We tried to raise interest in the parish by using the angle that many of the issues that were raised in our listening sessions 18 months ago turned out to be issues that other Catholics around the world thought were important. Many of our issues made it to “the final cut” in the Instrumentum Laboris (working document) that will guide the Synod itself. Some of those concerns were loss of members (especially young adults), increasing women in leadership, welcoming LGBTQ+ persons and those who divorced and separated, ecumenical opportunities, and more. We used the subtitle “We Spoke; They listened!” to attract interest.

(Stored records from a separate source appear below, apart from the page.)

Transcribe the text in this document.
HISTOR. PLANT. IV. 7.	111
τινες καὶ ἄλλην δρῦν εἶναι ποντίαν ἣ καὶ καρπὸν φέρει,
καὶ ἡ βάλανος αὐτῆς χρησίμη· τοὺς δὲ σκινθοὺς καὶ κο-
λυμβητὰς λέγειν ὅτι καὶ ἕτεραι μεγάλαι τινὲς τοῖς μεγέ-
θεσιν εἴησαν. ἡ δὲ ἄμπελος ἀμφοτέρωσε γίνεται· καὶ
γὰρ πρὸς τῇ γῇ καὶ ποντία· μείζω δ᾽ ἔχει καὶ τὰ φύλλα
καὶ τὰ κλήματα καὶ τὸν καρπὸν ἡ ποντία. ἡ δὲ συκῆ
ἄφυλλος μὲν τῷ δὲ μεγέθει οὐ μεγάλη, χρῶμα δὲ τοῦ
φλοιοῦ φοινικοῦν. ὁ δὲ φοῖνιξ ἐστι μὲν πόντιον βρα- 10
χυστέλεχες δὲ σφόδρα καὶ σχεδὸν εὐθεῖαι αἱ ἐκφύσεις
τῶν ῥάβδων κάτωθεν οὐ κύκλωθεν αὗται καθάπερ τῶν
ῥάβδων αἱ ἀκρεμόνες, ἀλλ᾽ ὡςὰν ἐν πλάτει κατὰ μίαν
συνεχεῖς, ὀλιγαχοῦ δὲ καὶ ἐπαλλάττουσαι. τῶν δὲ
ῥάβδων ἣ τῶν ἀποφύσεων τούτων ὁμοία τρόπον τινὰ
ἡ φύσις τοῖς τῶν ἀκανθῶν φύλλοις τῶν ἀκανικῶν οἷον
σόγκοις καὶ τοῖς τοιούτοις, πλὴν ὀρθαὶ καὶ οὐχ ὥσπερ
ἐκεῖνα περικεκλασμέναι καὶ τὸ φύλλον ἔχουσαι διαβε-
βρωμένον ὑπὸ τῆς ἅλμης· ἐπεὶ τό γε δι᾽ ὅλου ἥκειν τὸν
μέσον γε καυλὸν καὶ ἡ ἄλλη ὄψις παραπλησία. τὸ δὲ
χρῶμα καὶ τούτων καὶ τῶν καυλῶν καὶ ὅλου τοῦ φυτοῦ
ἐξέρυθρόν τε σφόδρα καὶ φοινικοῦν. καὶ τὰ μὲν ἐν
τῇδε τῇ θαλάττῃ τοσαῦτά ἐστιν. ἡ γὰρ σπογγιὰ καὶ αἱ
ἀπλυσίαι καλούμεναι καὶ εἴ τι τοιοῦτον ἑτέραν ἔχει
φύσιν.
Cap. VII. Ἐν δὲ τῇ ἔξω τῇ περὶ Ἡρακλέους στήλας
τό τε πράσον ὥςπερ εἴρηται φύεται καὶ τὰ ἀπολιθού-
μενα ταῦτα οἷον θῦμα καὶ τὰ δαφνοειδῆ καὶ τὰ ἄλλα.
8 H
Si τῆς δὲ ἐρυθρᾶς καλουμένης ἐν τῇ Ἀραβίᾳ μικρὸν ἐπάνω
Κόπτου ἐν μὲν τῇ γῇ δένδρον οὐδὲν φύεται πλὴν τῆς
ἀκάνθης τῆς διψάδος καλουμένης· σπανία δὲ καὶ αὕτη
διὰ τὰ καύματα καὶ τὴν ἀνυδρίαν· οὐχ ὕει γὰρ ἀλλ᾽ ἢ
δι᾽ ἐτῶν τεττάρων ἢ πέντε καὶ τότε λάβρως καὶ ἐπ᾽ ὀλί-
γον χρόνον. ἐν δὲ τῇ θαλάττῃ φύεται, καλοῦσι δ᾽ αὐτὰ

We presented the program in mid-September on three evenings (one virtual) and one daytime morning session. Alas! Only 25 parishioners took advantage of the program! Evaluations were very positive so we feel we had a good design and process. Here are some quotes from evaluations:
· “Surprised that the issues we raised in the parish were the same as others around the world!”
· “Love the shift from totally ‘authoritative’ by Rome to listening to the laity around the world.”
· “Surprised that the cardinals and bishops will actually sit around a table with lay persons.”
· “Those in authority are supposed to listen to the ‘sheep’.”
We just didn’t get many people to participate. I’m convinced that the Synod just isn’t on the radar of most people in the pew. In our diocese it wasn’t promoted by the bishop and many pastors. Just today, the actual beginning of the Synod, our diocesan paper arrived and there was no front-page coverage of the Synod. There was a syndicated article on page 7. We were disappointed but buoyed by remembering that Jesus said to Peter “feed my sheep,” not count my sheep!
We also presented three Vigil Prayer experiences immediately before the Synod kick-off on Oct. 4. One was in a Taizé style prayer with candlelight and periods of silence. One was offered during the morning for those who don’t like to come out at night. The final one was Oct. 3, the actual eve of the Synod opening. All were “Spirit-focused” in song, environment, and prayers. All three were sparsely attended.
Having completed these efforts, we realize that the tone of ecclesial leadership in the United States has been less than enthusiastic about the Synod, with some exceptions. There doesn’t seem to be an overall “buzz” of interest and excitement like there was surrounding Vatican II.
But we remain hopeful, still trusting that the Holy Spirit is guiding us to help in building a Church for the third millennium!